Interview with photographer, Stefania Talini

Annalisa Rossi
October 2, 2014

Stefania Talini's photography appears to us as a powerful instrument able to both reveal and interpret life.  It’s almost too obvious to mention Antonioni’s famous series “Blow Up,” and the parallel worlds that intertwine dramatically in the lens of the photographer. Similarly, in RESONANCES, we see an interpretation of reality that comes solely through the eye of the camera; and it is the camera that speaks of our duplicitous and ambiguous nature which oscillates back and forth, like a pendulum, between the imaginary and the real. 


1. How did you come up with the idea for Resonances?


TALINI: The series Resonances came from a very personal experience that happened at a pivotal moment in my life: the death of my mother.  We know that our existence is made up of periods of “more” and of “less,” of fulfillment and emptiness, of acquisitions and losses, of a relentless oscillation from one paradox to another. It’s a cycle from which we can’t escape, even though we all try to protect ourselves as much as possible.


I armed myself with a camera, my instrument of choice for curbing the full impact of pain and suffering.


After my mother’s death, I began to empty my family’s apartment, where we had lived for many years; meanwhile, I also started to take pictures of the furnishings, the interior, the books, old games, and children’s toys.  Through the lens of my camera I began to investigate my past, the past of my mother and that of my family.


To me, every shot conjured up memories. Choosing the objects, the lighting, the framing – all of these things corresponded to my need to review my entire life, to analyze it, to put it in order like books on a shelf.


2. So photography was a sort of existential therapy for you - the freeze-frame of a life running by inexorably.  Essentially, photography allowed you to enter into a world beyond.


T: In each shot I wanted to keep some element that gave a sense of the three-dimensionality of the place – a nail, a crack in the wall, a shadow – so that the end result was a work of minimalism, ambiguous enough to be an almost abstract design, yet still retaining the essential characteristics of light, texture, and depth required of photography.
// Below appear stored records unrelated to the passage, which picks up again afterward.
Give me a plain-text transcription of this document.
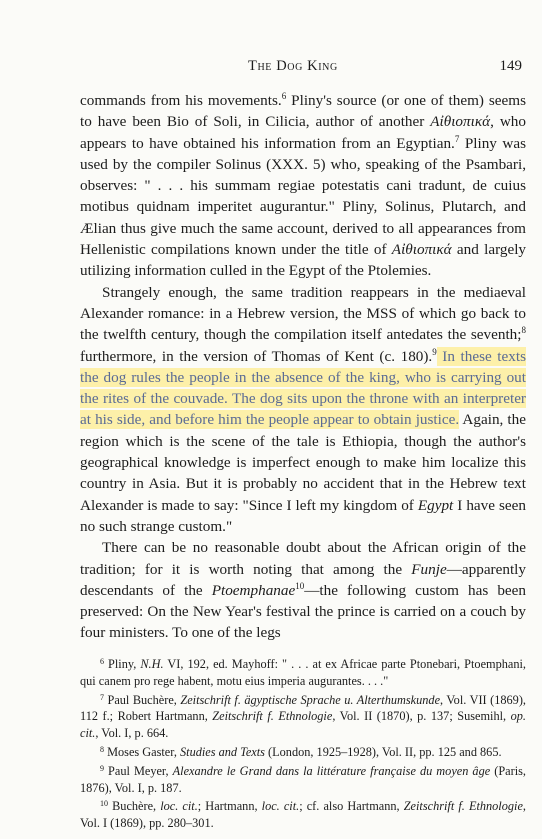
The Dog King	149

commands from his movements.$^6$ Pliny's source (or one of them) seems to have been Bio of Soli, in Cilicia, author of another Aἰθιοπικά, who appears to have obtained his information from an Egyptian.$^7$ Pliny was used by the compiler Solinus (XXX. 5) who, speaking of the Psambari, observes: " . . . his summam regiae potestatis cani tradunt, de cuius motibus quidnam imperitet augurantur." Pliny, Solinus, Plutarch, and Ælian thus give much the same account, derived to all appearances from Hellenistic compilations known under the title of Aἰθιοπικά and largely utilizing information culled in the Egypt of the Ptolemies.

Strangely enough, the same tradition reappears in the mediaeval Alexander romance: in a Hebrew version, the MSS of which go back to the twelfth century, though the compilation itself antedates the seventh;$^8$ furthermore, in the version of Thomas of Kent (c. 180).$^9$ In these texts the dog rules the people in the absence of the king, who is carrying out the rites of the couvade. The dog sits upon the throne with an interpreter at his side, and before him the people appear to obtain justice. Again, the region which is the scene of the tale is Ethiopia, though the author's geographical knowledge is imperfect enough to make him localize this country in Asia. But it is probably no accident that in the Hebrew text Alexander is made to say: "Since I left my kingdom of Egypt I have seen no such strange custom."

There can be no reasonable doubt about the African origin of the tradition; for it is worth noting that among the Funje—apparently descendants of the Ptoemphanae$^{10}$—the following custom has been preserved: On the New Year's festival the prince is carried on a couch by four ministers. To one of the legs

$^6$ Pliny, N.H. VI, 192, ed. Mayhoff: " . . . at ex Africae parte Ptonebari, Ptoemphani, qui canem pro rege habent, motu eius imperia augurantes. . . ."

$^7$ Paul Buchère, Zeitschrift f. ägyptische Sprache u. Alterthumskunde, Vol. VII (1869), 112 f.; Robert Hartmann, Zeitschrift f. Ethnologie, Vol. II (1870), p. 137; Susemihl, op. cit., Vol. I, p. 664.

$^8$ Moses Gaster, Studies and Texts (London, 1925–1928), Vol. II, pp. 125 and 865.

$^9$ Paul Meyer, Alexandre le Grand dans la littérature française du moyen âge (Paris, 1876), Vol. I, p. 187.

$^{10}$ Buchère, loc. cit.; Hartmann, loc. cit.; cf. also Hartmann, Zeitschrift f. Ethnologie, Vol. I (1869), pp. 280–301.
Surprisingly, these traces were revealed (or better, unveiled themselves) to the naked eye largely through the photographic process.  Signs so delicate and subtle that I didn’t even notice them at the time of the shooting have emerged in post-production, like ectoplasms that challenge two-dimensionality, time, and life. 


3. You mean to say that photography has revelatory powers, on the one hand hiding certain elements in order to, on the other hand, reveal others?


T: Yes, I’m sure of it.  The medium of photography spoke to me more than I thought it would, once again revealing the invisible.  It was almost as if the camera lens could see things with its own eyes, independent of mine, and it showed me that even though things were absent or missing, in truth they were still there, in a new form.  And I was able to see this in its profoundest essence.